Yüksek katlı yapıların bol bitki ve hayvan yaşamı ile çevre dostu şehirler oluşturmak için kullanılabileceğini göstermek isteyen Mimar Edouard François M6B2 Biyoçeşitlilik Kulesi’ni tasarladı.
Tasarımı yapan yerel mimarlık ofisi Maison Edouard François projeyi şöyle anlatıyor: “Bina yüksekliği ve sürdürülebilirlik arasındaki ilişki şu anda birçok şehir plancısının zihnini meşgul eden bir konu. Bunun nedeni, şehirlerin yatay büyümesinin sonlu olması. Bununla birlikte, Fransa’da “köy” kentçiliği, şehrin büyüme potansiyelini dikkate almadan dikey kentleşmeye karşı durmadan direniyor. Projenin hedeflerinden biri de bu tereddütleri ortadan kaldırmak.”

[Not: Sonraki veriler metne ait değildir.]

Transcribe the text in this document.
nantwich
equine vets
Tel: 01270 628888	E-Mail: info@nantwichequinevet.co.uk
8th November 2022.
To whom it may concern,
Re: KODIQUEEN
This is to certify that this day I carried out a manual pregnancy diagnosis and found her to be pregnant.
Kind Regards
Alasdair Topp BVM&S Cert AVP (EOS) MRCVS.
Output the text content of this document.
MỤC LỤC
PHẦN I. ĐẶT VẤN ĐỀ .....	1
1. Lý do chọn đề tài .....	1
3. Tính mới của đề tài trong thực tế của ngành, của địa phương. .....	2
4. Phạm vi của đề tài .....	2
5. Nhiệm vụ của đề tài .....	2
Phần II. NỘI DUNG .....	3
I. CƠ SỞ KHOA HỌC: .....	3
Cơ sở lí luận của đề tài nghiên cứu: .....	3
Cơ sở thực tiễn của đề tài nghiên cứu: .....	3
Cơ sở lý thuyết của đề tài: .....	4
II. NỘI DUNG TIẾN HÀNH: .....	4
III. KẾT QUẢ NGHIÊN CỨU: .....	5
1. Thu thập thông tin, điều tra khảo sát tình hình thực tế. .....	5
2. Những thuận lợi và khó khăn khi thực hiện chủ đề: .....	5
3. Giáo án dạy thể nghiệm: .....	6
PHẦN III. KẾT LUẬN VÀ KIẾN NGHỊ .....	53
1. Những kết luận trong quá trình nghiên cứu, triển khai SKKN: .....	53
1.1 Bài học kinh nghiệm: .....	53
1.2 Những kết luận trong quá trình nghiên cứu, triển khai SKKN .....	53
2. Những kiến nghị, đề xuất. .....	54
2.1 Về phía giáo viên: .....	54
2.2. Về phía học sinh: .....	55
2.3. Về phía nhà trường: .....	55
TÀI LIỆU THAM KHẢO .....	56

Paris’teki 37 metrelik bina yüksekliği sınırlamasına istisna getiren projenin en uzun binası 50 metre yüksekliğinde. Vahşi doğal alanlardan gelen bitkilerle kaplı olan kule, tohumlamanın da bir aracı olarak çalışıyor: Rüzgarın birinci sınıf tohumları kentsel çevreye yaymasına izin veriyor. Yüksekliği, kentsel biyoçeşitliliği yeniden canlandırma kapasitesi için önemli bir unsur.
Maison Edouard François’a göre binanın cephesindeki titanyum meshler, binaya ince, dalgalı bir karakter kazandıran moire desenleri üretiyor. Böylelikle kule, sadece semt gelişimi için bir araç olmakla kalmayıp aynı zamanda Paris’in kent manzarasına “yeşil” bir atmosferi eklemeye yarayan büyük ölçekli bir geliştirme aracı.
Kulenin yeşil bitkisel cephesi, bloğun ortasından çevre binalara kadar uzanıyor. Bu sistem çinko ve alüminyum metal cepheleri olan daha küçük binalarda daha basit çalışıyor. Sokağın köşelerine yerleştiriliyor ve yaya, şehrin içinde düşük bitki örtüsü ile dolu sakin, korunaklı bir bahçede geziniyor.